Auch die Anschaffung von Prothesen und Rollstühlen ist häufig mit Schwierigkeiten verbunden. „Die Kassen nehmen ausschließlich die billigsten Sanitätshäuser", sagt Müller, was oft zu nicht geeigneten Hilfsmitteln führe. Der Weg zum passenden Rollstuhl ist meist quälend lang. „Ohne Einspruch und Klage vor dem Sozialgericht geht gar nichts." Bis zur Entscheidung ist der Mensch mit Behinderung stets erst einmal unversorgt.

Um solche Benachteiligungen zu beseitigen, hat sich 2006 der Bayerische Landesverband Polio gegründet. Er ist einer von neun in der Bundesrepublik. Durch Veranstaltungen, Veröffentlichungen und Lobbyarbeit machen Vorsitzende Susanne Müller und Stellvertreterin Waltraud Joa seither auf die Lebenslagen und Probleme Post-Polio-Betroffener aufmerksam.

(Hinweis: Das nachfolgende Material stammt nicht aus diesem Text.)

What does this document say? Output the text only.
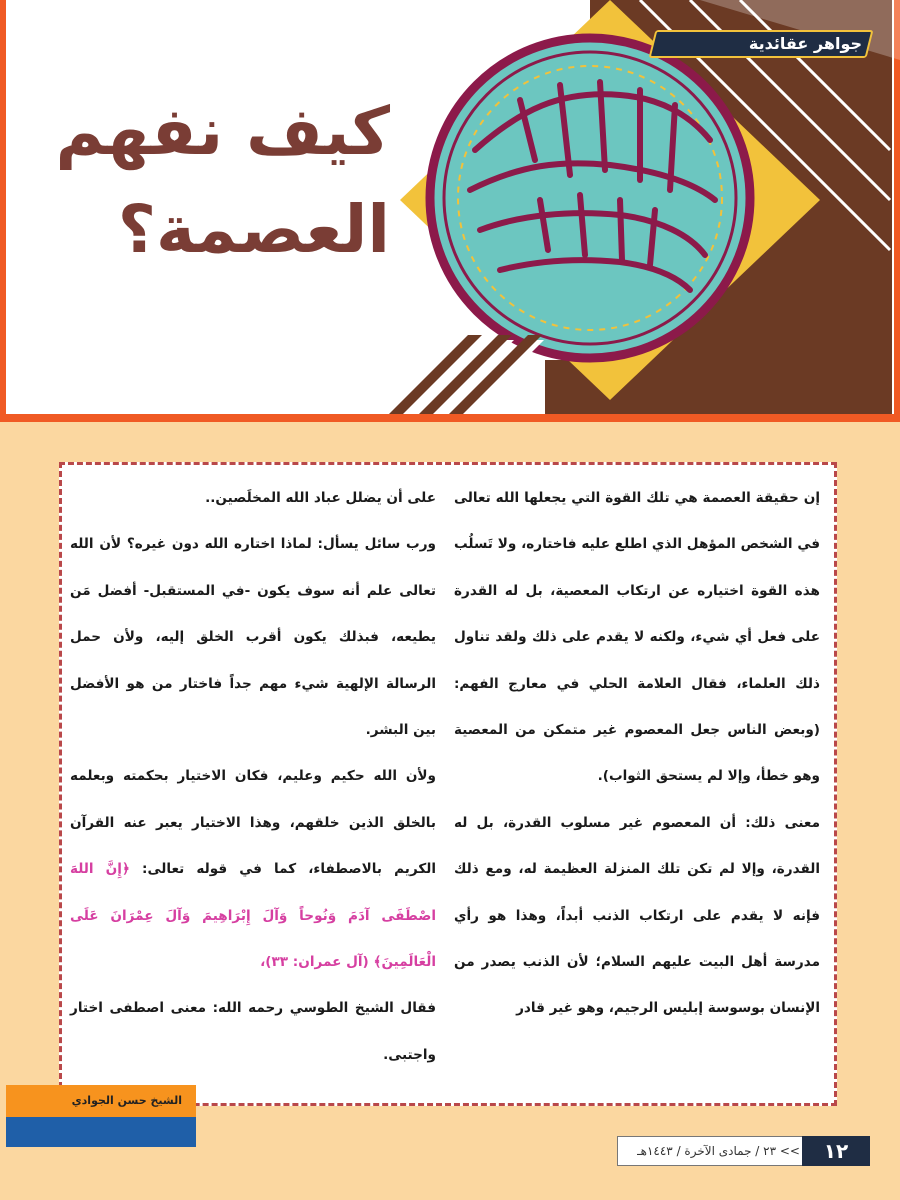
جواهر عقائدية
كيف نفهم
العصمة؟

إن حقيقة العصمة هي تلك القوة التي يجعلها الله تعالى في الشخص المؤهل الذي اطلع عليه فاختاره، ولا تَسلُب هذه القوة اختياره عن ارتكاب المعصية، بل له القدرة على فعل أي شيء، ولكنه لا يقدم على ذلك ولقد تناول ذلك العلماء، فقال العلامة الحلي في معارج الفهم: (وبعض الناس جعل المعصوم غير متمكن من المعصية وهو خطأ، وإلا لم يستحق الثواب).

معنى ذلك: أن المعصوم غير مسلوب القدرة، بل له القدرة، وإلا لم تكن تلك المنزلة العظيمة له، ومع ذلك فإنه لا يقدم على ارتكاب الذنب أبداً، وهذا هو رأي مدرسة أهل البيت عليهم السلام؛ لأن الذنب يصدر من الإنسان بوسوسة إبليس الرجيم، وهو غير قادر

على أن يضلل عباد الله المخلَصين..

ورب سائل يسأل: لماذا اختاره الله دون غيره؟ لأن الله تعالى علم أنه سوف يكون -في المستقبل- أفضل مَن يطيعه، فبذلك يكون أقرب الخلق إليه، ولأن حمل الرسالة الإلهية شيء مهم جداً فاختار من هو الأفضل بين البشر.

ولأن الله حكيم وعليم، فكان الاختيار بحكمته وبعلمه بالخلق الذين خلقهم، وهذا الاختيار يعبر عنه القرآن الكريم بالاصطفاء، كما في قوله تعالى: ﴿إِنَّ اللهَ اصْطَفَى آدَمَ وَنُوحاً وَآلَ إِبْرَاهِيمَ وَآلَ عِمْرَانَ عَلَى الْعَالَمِينَ﴾ (آل عمران: ٣٣)،

فقال الشيخ الطوسي رحمه الله: معنى اصطفى اختار واجتبى.

الشيخ حسن الجوادي
١٢
>> ٢٣ / جمادى الآخرة / ١٤٤٣هـ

Der Verband ist als Selbsthilfegruppe organisiert und verfügt in Bayern über zehn Regionalgruppen und drei Kontaktstellen.

Susanne Müller stammt aus Bayreuth. Waldtraud Joa aus Marktoberdorf. Sie ist Behindertenbeauftragte des Landkreises Ostallgäu und sitzt für die SPD im Kreistag. Während der Tagung in Roth wurden beide für ihren Einsatz mit der Ehrennadel des Polio-Bundesverbands ausgezeichnet. Gratuliert haben auch Roths 3.Bürgermeister Hans Raithel und stellvertretender Landrat, Bezirksrat und Kammersteiner 1.Bürgermeister Walter Schnell.